Monday, 6 May 2024

Here First

Israel has rejected the ceasefire deal that Hamas has accepted, and it is defying the United States over Rafah. Since you read it here first that there would be what was now the universally predicted or threatened hung Parliament, so you are now reading it here first that when that hung Parliament came, then every stop would be pulled out to form a coalition between the two parties that unconditionally supported Israel, including with British arms.

Those are the Labour Party and the Conservative Party, which have no political difference, and which are socially and professionally interchangeable at Westminster level, facts that are inextricably bound up with each other. Israel is only a small part of why those who want this coalition do so, and do so very badly, although it is not as if they would have any difficulty creating it. For all ideological and most practical purposes, it already exists.

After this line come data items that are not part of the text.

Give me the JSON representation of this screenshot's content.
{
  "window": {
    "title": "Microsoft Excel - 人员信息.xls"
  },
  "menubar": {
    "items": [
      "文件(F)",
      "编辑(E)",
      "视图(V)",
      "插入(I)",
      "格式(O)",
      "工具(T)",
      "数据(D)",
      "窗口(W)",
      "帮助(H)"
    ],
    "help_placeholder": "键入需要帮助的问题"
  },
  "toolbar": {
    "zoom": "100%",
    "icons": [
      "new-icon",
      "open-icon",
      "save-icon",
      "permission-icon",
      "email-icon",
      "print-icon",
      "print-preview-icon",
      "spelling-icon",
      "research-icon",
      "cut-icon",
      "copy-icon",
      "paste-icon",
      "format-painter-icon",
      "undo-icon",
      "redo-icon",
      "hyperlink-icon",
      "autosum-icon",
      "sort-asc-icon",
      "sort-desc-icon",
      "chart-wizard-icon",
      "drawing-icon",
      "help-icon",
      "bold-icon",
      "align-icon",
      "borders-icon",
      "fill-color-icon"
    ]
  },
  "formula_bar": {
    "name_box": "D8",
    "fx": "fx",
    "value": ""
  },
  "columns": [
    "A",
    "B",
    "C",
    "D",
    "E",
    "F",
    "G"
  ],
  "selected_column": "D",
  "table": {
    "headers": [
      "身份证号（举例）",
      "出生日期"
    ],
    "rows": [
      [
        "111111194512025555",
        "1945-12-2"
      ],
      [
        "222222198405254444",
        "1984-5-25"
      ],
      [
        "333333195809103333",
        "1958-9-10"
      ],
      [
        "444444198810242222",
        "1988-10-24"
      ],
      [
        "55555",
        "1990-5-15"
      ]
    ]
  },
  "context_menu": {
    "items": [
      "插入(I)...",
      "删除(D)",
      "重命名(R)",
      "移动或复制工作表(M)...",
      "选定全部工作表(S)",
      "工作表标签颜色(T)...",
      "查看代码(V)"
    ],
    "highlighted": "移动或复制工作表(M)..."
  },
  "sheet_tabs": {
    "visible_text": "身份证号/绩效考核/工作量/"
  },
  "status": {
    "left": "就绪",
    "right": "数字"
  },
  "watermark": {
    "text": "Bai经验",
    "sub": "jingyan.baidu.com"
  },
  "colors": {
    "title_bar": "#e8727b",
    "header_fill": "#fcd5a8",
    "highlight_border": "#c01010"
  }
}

Ignore the purely ritual opening line of today's Times leader. The article's point is that it welcomes "Labour's return to the political mainstream", defined simply as the present Government. Thus is gazetted the fact that the deal is done. The fix is in. The stocks are sold, the Press is squared, the middle class is quite prepared.

Coalitions between Labour and the Conservatives have always been routine in local government. They have been of variable quality, but one of them did secure the Leadership of Derby City Council for Chris Williamson. This would not be like that. But should we suffer the Red-Blue Cabinet the complete membership list of which has no doubt already been circulated, then we would have the opportunity to test the uniparty to destruction. It would have nowhere to hide.

No one's mind has ever been changed by John Swinney. Instead, accept no imitations. When I tell you that there is going to be a hung Parliament, then you can take that to the bank. I spent the 2005 Parliament saying that it was psephologically impossible for the Heir to Blair's Conservative Party to win an overall majority. I predicted a hung Parliament on the day that the 2017 General Election was called, and I stuck to that, entirely alone, all the way up to the publication of the exit poll eight long weeks later. And on the day that Rishi Sunak became Prime Minister, I predicted that a General Election between him and Keir Starmer would result in a hung Parliament.

I have no plan to join the Workers Party of Britain, although nor would I expect to stand against it. But if it did not contest North Durham, then I would. To strengthen families and communities by securing economic equality and international peace through the democratic political control of the means to those ends, including national and parliamentary sovereignty, we need to hold the balance of power. Owing nothing to either main party, we must be open to the better offer, if not immediately, then after the glorious collapse of the Grand Coalition. But there does need to be a better offer. Not a lesser evil, which in any case the Labour Party is not. We have made a start.